That’s Not What Simple Means: My Recent Visit to a Mosque

Humans are inherently complicated.
Even rules that should be simple (stopping at a stop sign, for instance) can somehow become fraught with complications.

“Well, a rolling stop is okay, right?”
“There’s no traffic coming, so I’ll just keep going.”
“That car hesitated for 3 seconds longer than I think is necessary, so I’m going. I don’t have all day.”
“I reject your arbitrary societal structures! STOP SIGNS MEAN NOTHING TO ME.”

Any concept that is simple can, and usually will, become more complicated when humans are added to the mix.
Now, full disclosure, the town where I live is known for its questionable drivers, so perhaps the stop sign analogy doesn’t resonate with your experience (as you probably live in a veritable driving utopia of reasonable speeds and good manners).
Let me offer another example.


I had the opportunity to visit a mosque for the first time a few weeks ago for the Jumaa (Friday) prayers. I was dressed as appropriately as I could manage, with a floor length dress and a headscarf, eager not to give offense. I walked with a group of ladies around to the back door (as women are not permitted to enter through the front), kept my eyes low, and my voice quiet. I, of course, did not meet the Imam, or any of the men in attendance, save one leader who led a question and answer session following the service, but the women we spoke with were lovely and generous and open… obviously pleased to see us, even after they learned that we were not Muslims, and more open to fellowship than I’ve ever experienced. A few of the women, in sharing their stories, revealed how hungry they were to find truth, and I found that it was truly difficult for me to leave without having made a practical connection with them.

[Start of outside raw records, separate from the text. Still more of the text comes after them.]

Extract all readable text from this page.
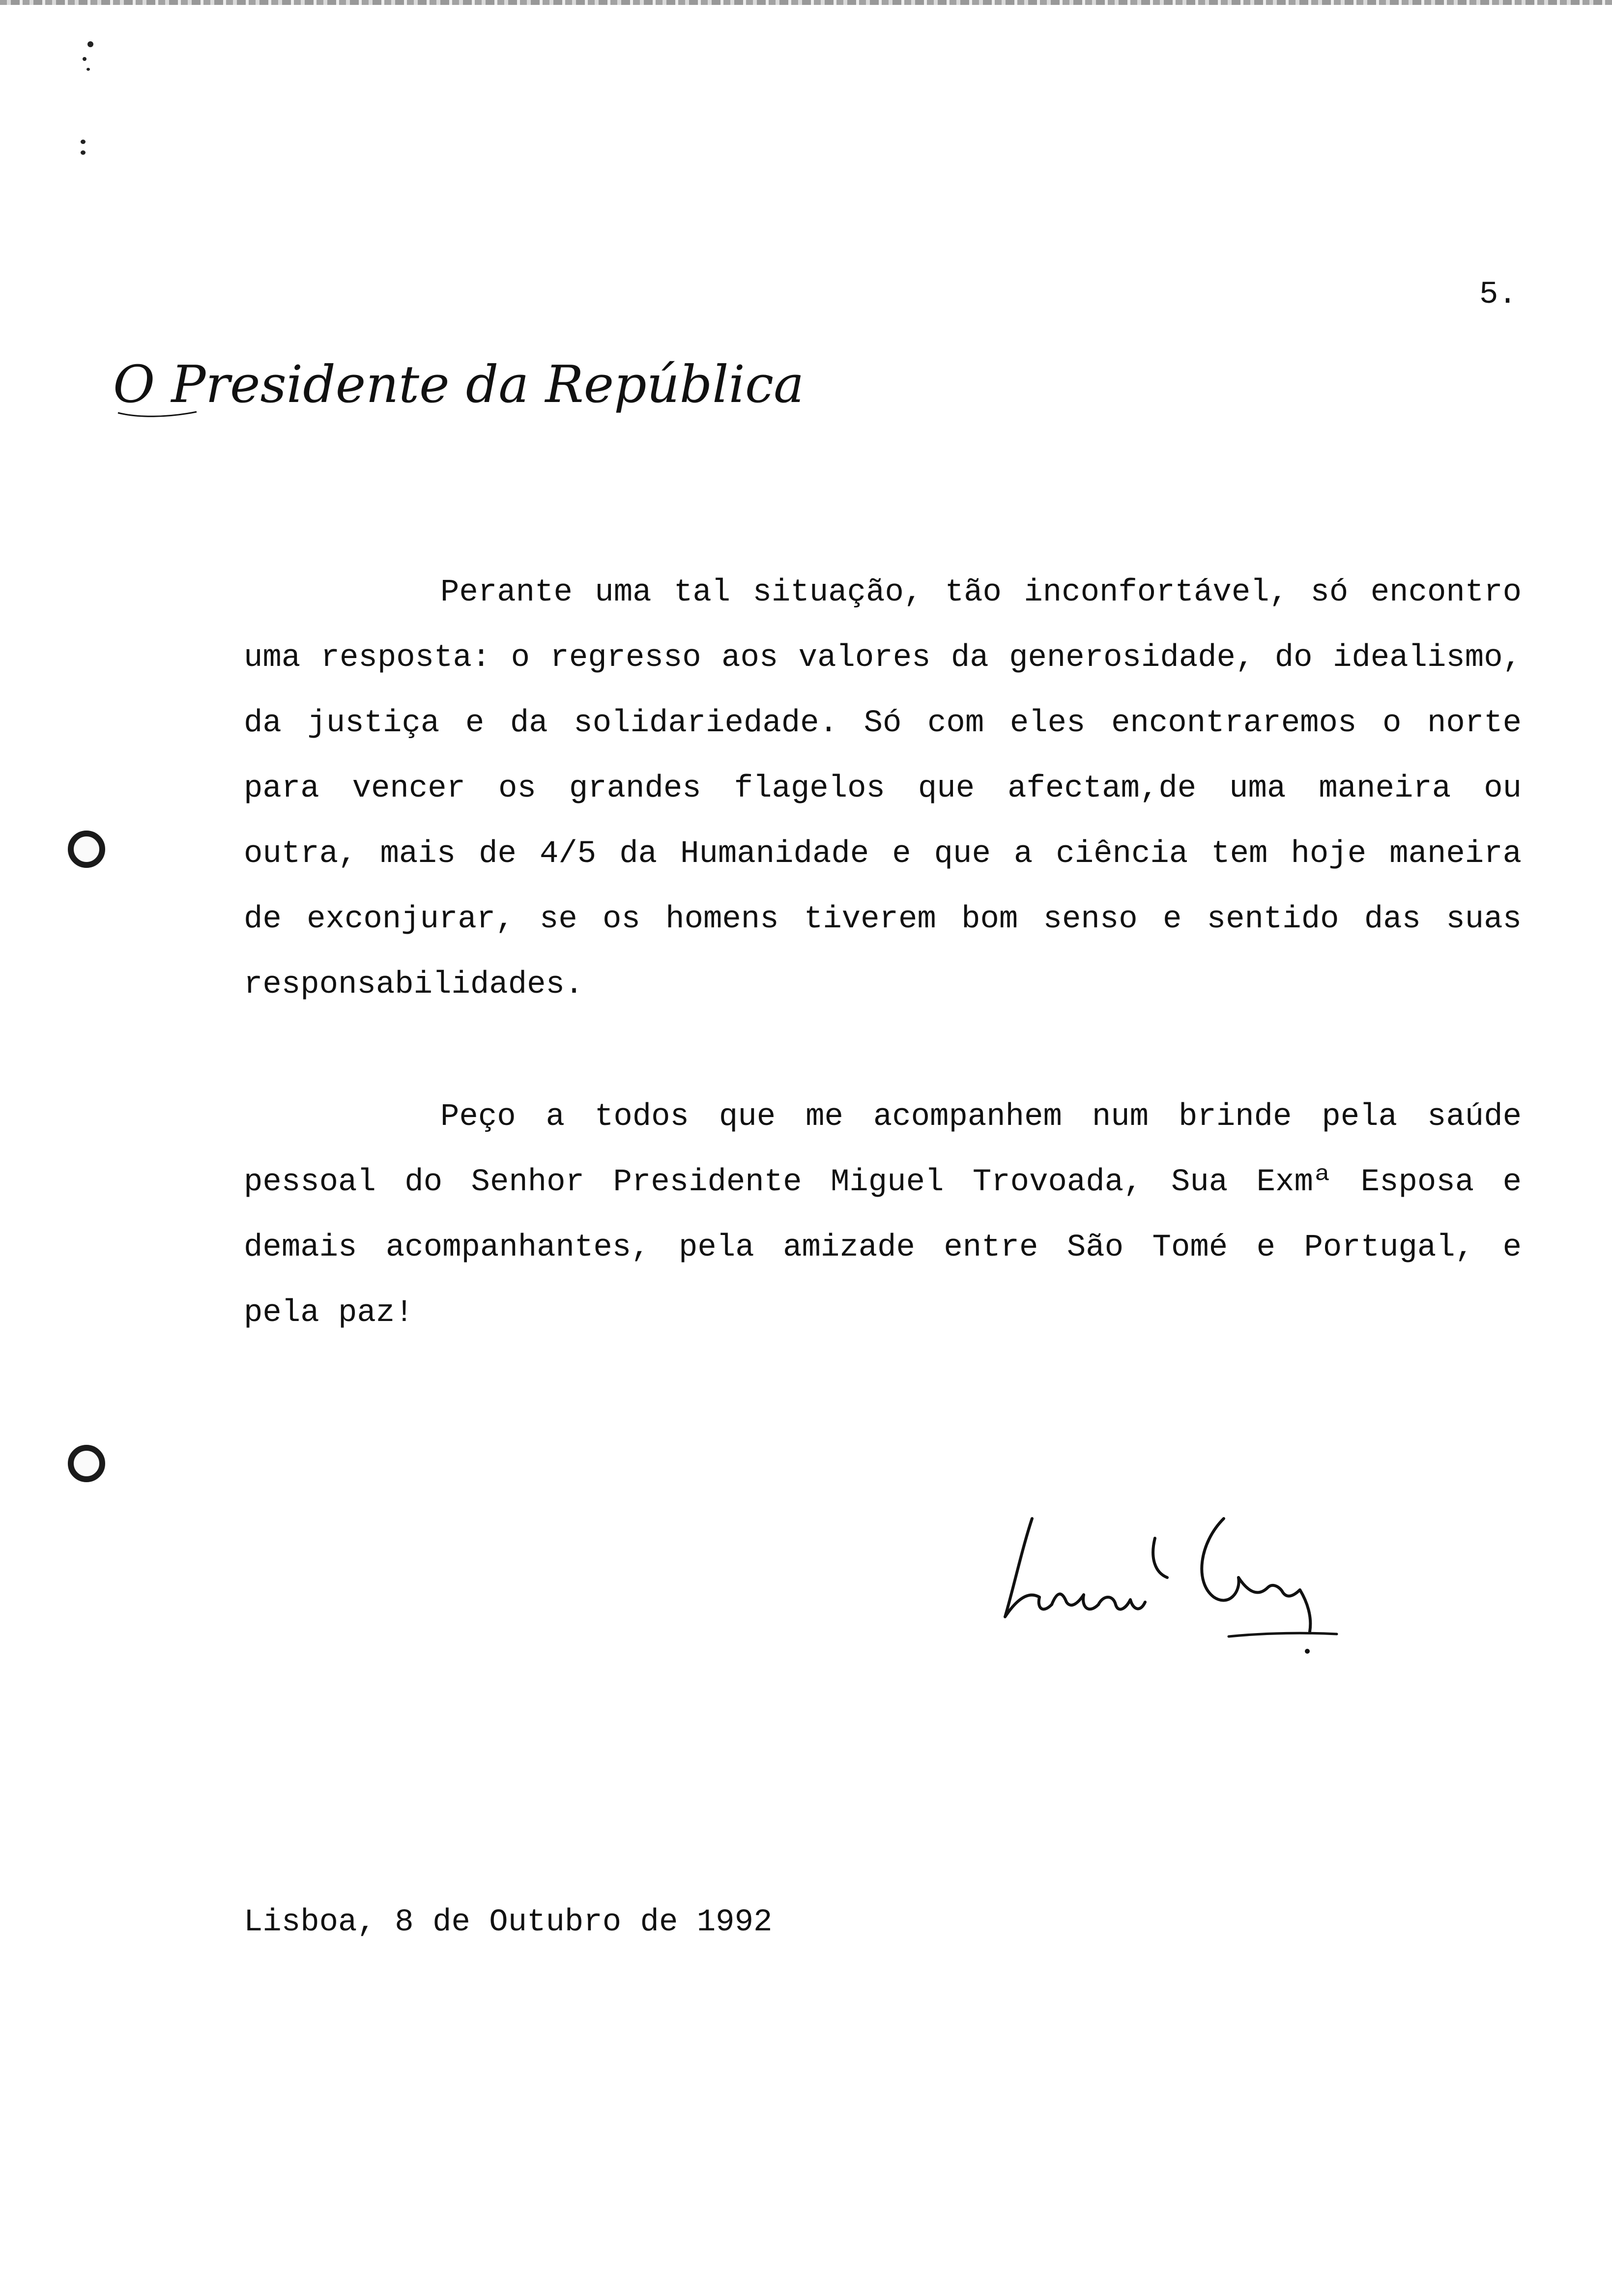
5.
O Presidente da República

Perante uma tal situação, tão inconfortável, só encontro uma resposta: o regresso aos valores da generosidade, do idealismo, da justiça e da solidariedade. Só com eles encontraremos o norte para vencer os grandes flagelos que afectam,de uma maneira ou outra, mais de 4/5 da Humanidade e que a ciência tem hoje maneira de exconjurar, se os homens tiverem bom senso e sentido das suas responsabilidades.

Peço a todos que me acompanhem num brinde pela saúde pessoal do Senhor Presidente Miguel Trovoada, Sua Exmª Esposa e demais acompanhantes, pela amizade entre São Tomé e Portugal, e pela paz!

Lisboa, 8 de Outubro de 1992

What has stayed with me was the information that we were given during our Q&A, and a specific phrase that was repeated more than once. We were told several times that Islam was simple, and easy to understand. The rules were simple. The concepts were simple… except for all of the complications.
The path to heaven, according to Islam, is simple… as long as Allah chooses to forgive your sins (he may not)… as long as you follow all of the Five pillars (although you may not be able to complete pillar #5, the Hajj)… as long as you don’t accidentally fall into hell during the judgment (that could happen)… and as long as you manage to cross the bridge into heaven, which is as thin and narrow as a single strand of hair (as a child, I did very poorly on the balance beam, so crossing a hair is discouraging for the inadequately balanced among us). Muslim women, being naturally disadvantaged because they are women, have no way of knowing if they’ll make it or not, regardless of their efforts here on earth.
What was presented to us as simple and clear was, in fact, stuffed chock full of complications, as were several of the other Islamic concepts explained to us. The opacity of Islam, even for those who are in that faith, boils their belief system down to human interpretation, either that of the Imam, or the Hadith (supplementary texts that interpret the Quran and Mohammad’s intentions).

As I was considering this, the rules and complications of Christianity began running through my mind. To be a good Christian, one must have long hair (or short hair), facial hair (or be clean shaven), somber (or exuberant), poor (or prosperous), and stern (or permissive). Some say the use of modern medicine demonstrates a lack of faith, while others say that since God created science and doctors, making use of those resources is an act of worship. Some say that women are meant to be seen and not heard, while others say that the full participation of both women and men in our church services represents the fullness of God’s nature.

Christianity, like Islam, has major divisions and ugly disagreements, some of them benign and some dangerous in the extreme. We, in our humanity, have no right to stand superior over Muslims, who are seeking to follow a complicated, uninspired belief system. The one thing… the only thing… that sets Christians apart from Muslims is Jesus. The only thing that prevents Christianity from being Islam is Jesus. It is Jesus, Prophet and Savior, who brings clarity. Without Him, we are only left with the complexity that reflects our own inner human turmoil.

Walking out of the mosque that day, with the women I had met pressing on my heart, I couldn’t escape the thought that they were faithfully serving a religion that offers them no peace or assurance.
I couldn’t escape the truth of what the sacrifice of Jesus has bought for them and, indeed, all of us: a clear, unobstructed path to God and a life of abundance.
I couldn’t escape the reminder that, as followers of Jesus, our only job is to live in His clarity, simplicity, and truth to such a powerful degree that we will be moved to introduce those we meet to Him.